When we finally emerge on the other side — whatever that looks like — we’ll have a lot of work to do. As we go through the mental scrapbooking in an attempt to take stock, what are the images or moments or actions that will best define what we’ve just survived? Here’s what that catalogue might include so far:
●Health-care workers in head-to-toe protective gear.
●The long lines at the food banks.
●The banging of pots at 7 p.m.
●The face masks.
●The ventilators.
●The elbow bumps.
●A family talking to Grandma through a closed window at the nursing home.
●Mass graves for novel coronavirus victims.
●Political rallies despite calls for social distancing.
●A presidential candidate speaking to the world from his basement.
●A president barking at the world on Twitter.
●Funerals where no one can get out of their car.
●Empty subways, empty stadiums.
●The grocery store with empty shelves that used to be filled with paper products or dried beans.
●The essential workers on the early bus.
●The grocery cashiers behind plexiglass.
●The cops in riot gear. The tear gas in the streets. The attorney general in the park. The National Guard.
●Falling statues.
●Burning buildings.
●Protesters. Oh, so many protesters. Some carrying signs. Some carrying guns.
●The jogger hunted by the pickup truck.
●The Wendy’s parking lot.
●The violin-playing introvert stopped by police who injected him with a dose of ketamine.
●A knee in the neck. A face on the pavement.
●The gasp — “I can’t breathe” — from the victims of police violence. From the victims of covid-19. From the masses facing a stack of bills they cannot pay.
●The gloved hand.
●The raised fist.
●The raised Bible.
●Black Lives Matter in massive yellow letters.
●Black. With a capital B.
It is easier to focus on the intensity of a single moment because it feels less relentless that way. It is unrelenting nonetheless.

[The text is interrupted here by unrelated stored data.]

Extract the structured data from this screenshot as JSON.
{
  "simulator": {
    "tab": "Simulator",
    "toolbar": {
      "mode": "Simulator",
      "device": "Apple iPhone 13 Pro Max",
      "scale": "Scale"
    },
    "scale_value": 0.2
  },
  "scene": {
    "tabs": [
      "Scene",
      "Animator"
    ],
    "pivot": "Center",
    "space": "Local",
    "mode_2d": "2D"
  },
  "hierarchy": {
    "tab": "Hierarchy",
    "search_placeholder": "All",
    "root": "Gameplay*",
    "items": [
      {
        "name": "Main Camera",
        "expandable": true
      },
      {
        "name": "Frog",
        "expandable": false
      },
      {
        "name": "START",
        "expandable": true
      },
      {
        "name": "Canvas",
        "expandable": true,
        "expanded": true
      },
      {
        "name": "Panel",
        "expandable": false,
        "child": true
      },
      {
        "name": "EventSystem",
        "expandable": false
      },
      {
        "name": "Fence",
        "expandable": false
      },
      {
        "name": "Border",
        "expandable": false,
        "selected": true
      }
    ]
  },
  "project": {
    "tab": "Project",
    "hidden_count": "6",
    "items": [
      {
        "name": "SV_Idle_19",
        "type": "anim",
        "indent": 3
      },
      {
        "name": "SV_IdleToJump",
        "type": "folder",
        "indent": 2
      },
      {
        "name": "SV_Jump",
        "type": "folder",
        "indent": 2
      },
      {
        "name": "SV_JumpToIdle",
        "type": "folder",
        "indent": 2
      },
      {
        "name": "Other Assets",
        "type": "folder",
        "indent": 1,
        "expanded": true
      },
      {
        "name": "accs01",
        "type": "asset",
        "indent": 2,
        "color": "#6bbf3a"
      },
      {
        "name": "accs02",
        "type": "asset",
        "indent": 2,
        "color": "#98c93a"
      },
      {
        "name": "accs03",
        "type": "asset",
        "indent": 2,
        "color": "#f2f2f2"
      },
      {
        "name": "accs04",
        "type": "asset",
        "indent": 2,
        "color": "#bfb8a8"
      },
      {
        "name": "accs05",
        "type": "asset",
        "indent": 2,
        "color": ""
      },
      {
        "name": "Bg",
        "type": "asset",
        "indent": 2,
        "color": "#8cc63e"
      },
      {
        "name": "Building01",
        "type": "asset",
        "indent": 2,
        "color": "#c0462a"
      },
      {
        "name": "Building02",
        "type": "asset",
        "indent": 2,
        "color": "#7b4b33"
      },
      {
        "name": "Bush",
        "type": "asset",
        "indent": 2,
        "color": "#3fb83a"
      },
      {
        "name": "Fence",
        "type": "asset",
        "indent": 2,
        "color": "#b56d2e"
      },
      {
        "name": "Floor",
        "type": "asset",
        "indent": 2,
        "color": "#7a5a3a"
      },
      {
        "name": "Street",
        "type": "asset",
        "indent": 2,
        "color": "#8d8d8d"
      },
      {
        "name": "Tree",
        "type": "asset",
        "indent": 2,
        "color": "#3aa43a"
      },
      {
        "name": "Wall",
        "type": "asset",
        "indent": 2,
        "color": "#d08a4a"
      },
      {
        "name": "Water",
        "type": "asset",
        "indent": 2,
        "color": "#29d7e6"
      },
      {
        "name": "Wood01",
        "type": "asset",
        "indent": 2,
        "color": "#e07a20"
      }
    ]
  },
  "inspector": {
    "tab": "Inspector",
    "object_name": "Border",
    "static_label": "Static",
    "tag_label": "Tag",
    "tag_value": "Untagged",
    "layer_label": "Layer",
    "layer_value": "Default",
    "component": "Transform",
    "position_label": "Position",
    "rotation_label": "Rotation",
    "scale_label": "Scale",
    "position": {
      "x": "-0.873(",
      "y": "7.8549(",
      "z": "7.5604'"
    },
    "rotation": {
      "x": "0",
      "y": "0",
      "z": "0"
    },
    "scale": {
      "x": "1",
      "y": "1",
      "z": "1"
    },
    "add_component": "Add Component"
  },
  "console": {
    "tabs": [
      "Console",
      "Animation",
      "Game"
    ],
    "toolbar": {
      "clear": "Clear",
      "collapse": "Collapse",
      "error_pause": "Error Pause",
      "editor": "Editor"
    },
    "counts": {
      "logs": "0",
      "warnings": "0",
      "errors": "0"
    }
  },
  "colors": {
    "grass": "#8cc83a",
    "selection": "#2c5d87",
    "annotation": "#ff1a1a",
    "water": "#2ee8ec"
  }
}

There are blessed moments of whimsy, resilience and character. We spy them in our partners and spouses and co-workers — and in perfect strangers. We send up a little mantra of gratitude when we witness them.
We see how confinement has stoked creativity: We see choirs singing together in a trellis of little videos, we hear DJs who turn the world into their dance floor, we “go to” Zoom parties, and we watch TikToks of families dancing in unison with skill and abandon as if James Brown and Fred Astaire had traveled back to Earth for private lessons.
We have taught ourselves how to adapt. How to survive. How to sacrifice. How to find laughter despite despair. How to find courage. How to remain tethered in our collective solitude, which has been so much easier for some than for others. There are too many without food. Too many have lost jobs. Too many who will face eviction. Hopefully, that won’t be another outrage normalized.
As we celebrate the anniversary of our independence this year, that word serves up extra helpings of irony. We are all chained to new rules, new mandates, new markings that tell us where to stand, where not to sit. We are also realizing as a nation that we are chained to a difficult history that has caught up with us amid a global standstill. A long-armed ghost that demands a reckoning.
This virus reminds us that we are connected to each other. Our history is shared. Our survival depends on collective action to protect ourselves, to protect others, to protect the idea of tomorrow or next month or next year.
But first we have to get through the rest of this year.